Pune Bus Day: A Success ?

For days leading up to the Pune Bus Day, proposed on 1 November 2012 and even a few days after, I was grappling with the whole question of “what’s really the purpose and what is its effectiveness?” I heard many arguments, almost all of them, against the concept of a Bus Day in Pune. Most argued that it was more about advertisement by Sakal Times. Most also spoke about ‘what will be achieved in a day?’. Some even when to the extreme of suggesting that it is a way to fool us common citizens into believing that Puneites can suddenly shift to using Public Transport, thereby clearing up roads for others.


From my own perspective, initially I was non committal. It looked and seemed like a good initiative, full of enthusiasm and ‘feel good’ factor. Citizens across Pune poured in wishes and money for the cause and thereby gave a general feeling of ‘oneness’ amongst Pune citizenry and a collective voice that seemed to suggest that Pune really needs a good public transport system. A part of my logical brain kept telling me that celebration of one day is futile. How can it really help resolve Pune’s traffic woes? But a part of my brain, perhaps, the emotional part, wanted me to believe in the goodness of the cause, even if for just one day.
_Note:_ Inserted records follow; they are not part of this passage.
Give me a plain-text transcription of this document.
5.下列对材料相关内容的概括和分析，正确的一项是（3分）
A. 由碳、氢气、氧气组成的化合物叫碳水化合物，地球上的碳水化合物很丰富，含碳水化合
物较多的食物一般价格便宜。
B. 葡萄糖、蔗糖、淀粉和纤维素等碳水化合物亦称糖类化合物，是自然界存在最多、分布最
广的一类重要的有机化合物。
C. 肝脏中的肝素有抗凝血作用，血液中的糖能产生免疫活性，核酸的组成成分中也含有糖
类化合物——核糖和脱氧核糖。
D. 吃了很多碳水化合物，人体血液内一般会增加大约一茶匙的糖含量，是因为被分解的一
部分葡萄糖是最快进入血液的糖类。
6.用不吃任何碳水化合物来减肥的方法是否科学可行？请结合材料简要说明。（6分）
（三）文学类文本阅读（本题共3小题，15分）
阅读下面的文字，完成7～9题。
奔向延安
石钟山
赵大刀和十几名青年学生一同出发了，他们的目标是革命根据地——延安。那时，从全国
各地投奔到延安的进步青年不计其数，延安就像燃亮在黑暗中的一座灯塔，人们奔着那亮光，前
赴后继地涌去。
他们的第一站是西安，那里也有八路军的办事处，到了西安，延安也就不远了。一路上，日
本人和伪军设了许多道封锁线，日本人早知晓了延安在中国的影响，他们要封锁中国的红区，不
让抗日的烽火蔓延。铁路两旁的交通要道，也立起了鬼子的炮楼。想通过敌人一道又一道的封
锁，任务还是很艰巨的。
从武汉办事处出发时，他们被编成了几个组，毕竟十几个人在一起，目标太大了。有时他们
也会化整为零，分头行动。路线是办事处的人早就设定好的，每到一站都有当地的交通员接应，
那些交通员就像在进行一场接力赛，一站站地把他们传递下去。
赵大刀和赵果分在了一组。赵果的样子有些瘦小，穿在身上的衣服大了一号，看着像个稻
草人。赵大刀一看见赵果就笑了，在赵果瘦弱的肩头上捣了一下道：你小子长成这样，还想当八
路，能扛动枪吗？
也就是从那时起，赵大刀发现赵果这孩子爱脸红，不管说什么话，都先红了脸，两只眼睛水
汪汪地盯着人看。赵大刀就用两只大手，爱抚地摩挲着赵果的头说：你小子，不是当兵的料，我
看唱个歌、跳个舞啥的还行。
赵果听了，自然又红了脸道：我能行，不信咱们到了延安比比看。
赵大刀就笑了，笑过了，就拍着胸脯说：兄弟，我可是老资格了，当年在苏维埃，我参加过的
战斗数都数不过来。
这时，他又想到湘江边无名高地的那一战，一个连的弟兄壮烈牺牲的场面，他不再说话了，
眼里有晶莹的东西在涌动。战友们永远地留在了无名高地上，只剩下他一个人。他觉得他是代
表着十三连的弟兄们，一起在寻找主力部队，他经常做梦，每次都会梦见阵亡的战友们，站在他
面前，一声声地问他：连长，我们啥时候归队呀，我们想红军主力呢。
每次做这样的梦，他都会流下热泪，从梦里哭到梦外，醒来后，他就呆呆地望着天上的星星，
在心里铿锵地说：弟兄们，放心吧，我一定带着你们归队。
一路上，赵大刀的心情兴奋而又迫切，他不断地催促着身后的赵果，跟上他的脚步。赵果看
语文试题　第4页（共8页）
And then suddenly (thanks to Nitin Pai), I had a chance to discuss the ways in which public policy and its effectiveness can be evaluated, to really understand how it has performed. In its most miniscule form, I took the Pune Bus Day, as a public policy. What then should I test to find out if the Pune Bus Day Public Policy was effective?

As with any successful public policy, I should check if the Pune Bus Day Policy was really effective in bringing about a ‘marginal’ change. And voila, suddenly, the logical and emotional thoughts in my brain could come together to find out simply if the ‘feel good’ policy has induced at least one additional (marginal) person to take to the Bus for the remaining part of the year? If it has, then I think, the Bus Day was a success. If it has not, then it can be labeled as a failure.

Thus, the proponents of the Pune Bus Day, namely Sakal Times, needs to take a quick survey to find if there were any new entrants into the PMPML’s customers. If there were, then the focus of PMPML should be to retain these marginal converts into its customer base. A consistent and systematic follow up on the Pune Bus Day, can be a very good way to absolve Sakal Times of allegation of the motive of ‘Only For Advertisement’. And only then, can the Pune Bus Day be termed as a success. Otherwise, it will be just another day, gone by in collective memory of Pune, as a day when people at least spoke about PMPML buses!